587 BC – The Babylonian Empire under Nebuchadnezzar the Great, sacks Jerusalem and destroys the First Temple.

904 –After a short siege, moslem saracen raiders under Leo of Tripoli sack Thessaloniki, the Byzantine Empire’s second largest city, and plunder it for a week.

1148 – The Siege of Damascus ends in a decisive crusader defeat and leads to the disintegration of the Second Crusade.

1567 – The 4 year old James VI is crowned King of Scotland at Stirling.

1775 –  General George Washington appoints William Tudor as Judge Advocate of the Continental Army which is considered the founding of the U.S. Army’s Judge Advocate General’s Corps

1858 – On board the USS Powhatan in Tokyo Bay, emissaries of the U.S. and Japan sign the Harris Treaty, regulating trade and legal rights of U.S. citizens in Japan.

1871 – The Connecticut Valley Railroad opens between Old Saybrook, Connecticut and Hartford, Connecticut in the United States.

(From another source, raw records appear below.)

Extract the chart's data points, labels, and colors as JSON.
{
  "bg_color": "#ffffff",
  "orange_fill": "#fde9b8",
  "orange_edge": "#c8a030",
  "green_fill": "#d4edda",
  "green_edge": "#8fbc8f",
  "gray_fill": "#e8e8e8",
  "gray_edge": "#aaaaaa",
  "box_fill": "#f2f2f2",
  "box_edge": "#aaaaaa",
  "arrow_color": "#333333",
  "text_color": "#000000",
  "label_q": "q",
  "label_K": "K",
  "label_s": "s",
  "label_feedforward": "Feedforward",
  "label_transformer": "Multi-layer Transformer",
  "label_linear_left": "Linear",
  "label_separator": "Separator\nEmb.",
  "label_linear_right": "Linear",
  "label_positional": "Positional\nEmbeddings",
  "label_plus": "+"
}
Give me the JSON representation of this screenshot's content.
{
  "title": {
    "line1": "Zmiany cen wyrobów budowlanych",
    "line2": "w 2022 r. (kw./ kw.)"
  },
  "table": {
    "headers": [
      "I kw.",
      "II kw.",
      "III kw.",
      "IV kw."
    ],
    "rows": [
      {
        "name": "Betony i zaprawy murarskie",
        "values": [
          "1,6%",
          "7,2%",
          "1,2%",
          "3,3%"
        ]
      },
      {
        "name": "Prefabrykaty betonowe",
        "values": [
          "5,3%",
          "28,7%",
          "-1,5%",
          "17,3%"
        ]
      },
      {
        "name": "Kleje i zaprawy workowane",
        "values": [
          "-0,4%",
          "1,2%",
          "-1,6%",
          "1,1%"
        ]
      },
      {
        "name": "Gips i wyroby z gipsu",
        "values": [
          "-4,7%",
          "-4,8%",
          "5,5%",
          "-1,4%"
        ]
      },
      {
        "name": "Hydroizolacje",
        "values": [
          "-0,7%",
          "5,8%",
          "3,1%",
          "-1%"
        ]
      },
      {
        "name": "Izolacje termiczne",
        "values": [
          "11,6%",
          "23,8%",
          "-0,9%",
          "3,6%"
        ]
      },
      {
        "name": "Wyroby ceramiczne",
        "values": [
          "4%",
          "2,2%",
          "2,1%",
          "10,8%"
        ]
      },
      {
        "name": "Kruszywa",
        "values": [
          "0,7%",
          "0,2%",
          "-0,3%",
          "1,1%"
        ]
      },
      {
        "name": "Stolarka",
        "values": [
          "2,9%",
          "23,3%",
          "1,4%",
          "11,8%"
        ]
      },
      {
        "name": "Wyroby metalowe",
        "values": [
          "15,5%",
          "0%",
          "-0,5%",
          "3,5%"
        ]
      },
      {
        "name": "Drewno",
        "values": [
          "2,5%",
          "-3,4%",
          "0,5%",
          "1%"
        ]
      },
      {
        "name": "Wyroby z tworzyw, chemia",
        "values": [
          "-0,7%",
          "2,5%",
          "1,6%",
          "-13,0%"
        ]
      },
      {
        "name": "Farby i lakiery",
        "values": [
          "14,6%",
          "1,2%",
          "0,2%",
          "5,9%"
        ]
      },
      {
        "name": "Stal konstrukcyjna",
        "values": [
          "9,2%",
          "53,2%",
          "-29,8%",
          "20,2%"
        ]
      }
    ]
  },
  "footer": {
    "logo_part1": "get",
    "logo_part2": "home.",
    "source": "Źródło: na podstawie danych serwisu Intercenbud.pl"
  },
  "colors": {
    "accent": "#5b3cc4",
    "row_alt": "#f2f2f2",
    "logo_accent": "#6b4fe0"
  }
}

1899 – The First Hague Convention, which a part of is the ban on the use of expanding and soft point bullets, is signed.

1907 – Sir Robert Baden-Powell sets up the Brownsea Island Scout camp in Poole Harbour on the south coast of England which is regarded as the foundation of the Scouting movement.

1914 – Professor Irwin Corey is born in Brooklyn.

1921 – Adolf Hitler becomes leader of the NAtionalsoZIalistische Deutsche Arbeiterpartei (National Socialist German Workers Party)

1957 – The Tonight Show – Tonight Starring Jack Paar premieres on NBC with the host beginning the modern day talk show.

1958 – President Eisenhower signs into law the National Aeronautics and Space Act, which creates the National Aeronautics and Space Administration (NASA).

1959 – The first congressional elections are held in Hawaii as a state of the Union.

1965 – The first 4,000 troops of the  101st Airborne Division arrive in Vietnam, landing at Cam Ranh Bay, beginning the increase of forces ordered the day before by President Johnson.

1967 – Off the coast of North Vietnam the USS Forrestal catches on fire in the worst U.S. naval disaster since World War II, killing 134 crewmembers

1967 – During the fourth day of celebrating its 400th anniversary, the city of Caracas, Venezuela is shaken by an earthquake, leaving 500 people dead.

1976 – In New York City, David Berkowitz (a.k.a. the “Son of Sam”) kills 1 person and seriously wounds another in the first of a series of shootings.

2005 – Astronomers at the Palomar Observatory, California announce their discovery of 2 dwarf planets in the solar system officially named Eris and Makemake

2021 – The International Space Station temporarily spins out of control, moving  45 degrees out of attitude, following an engine malfunction of Russian module Nauka.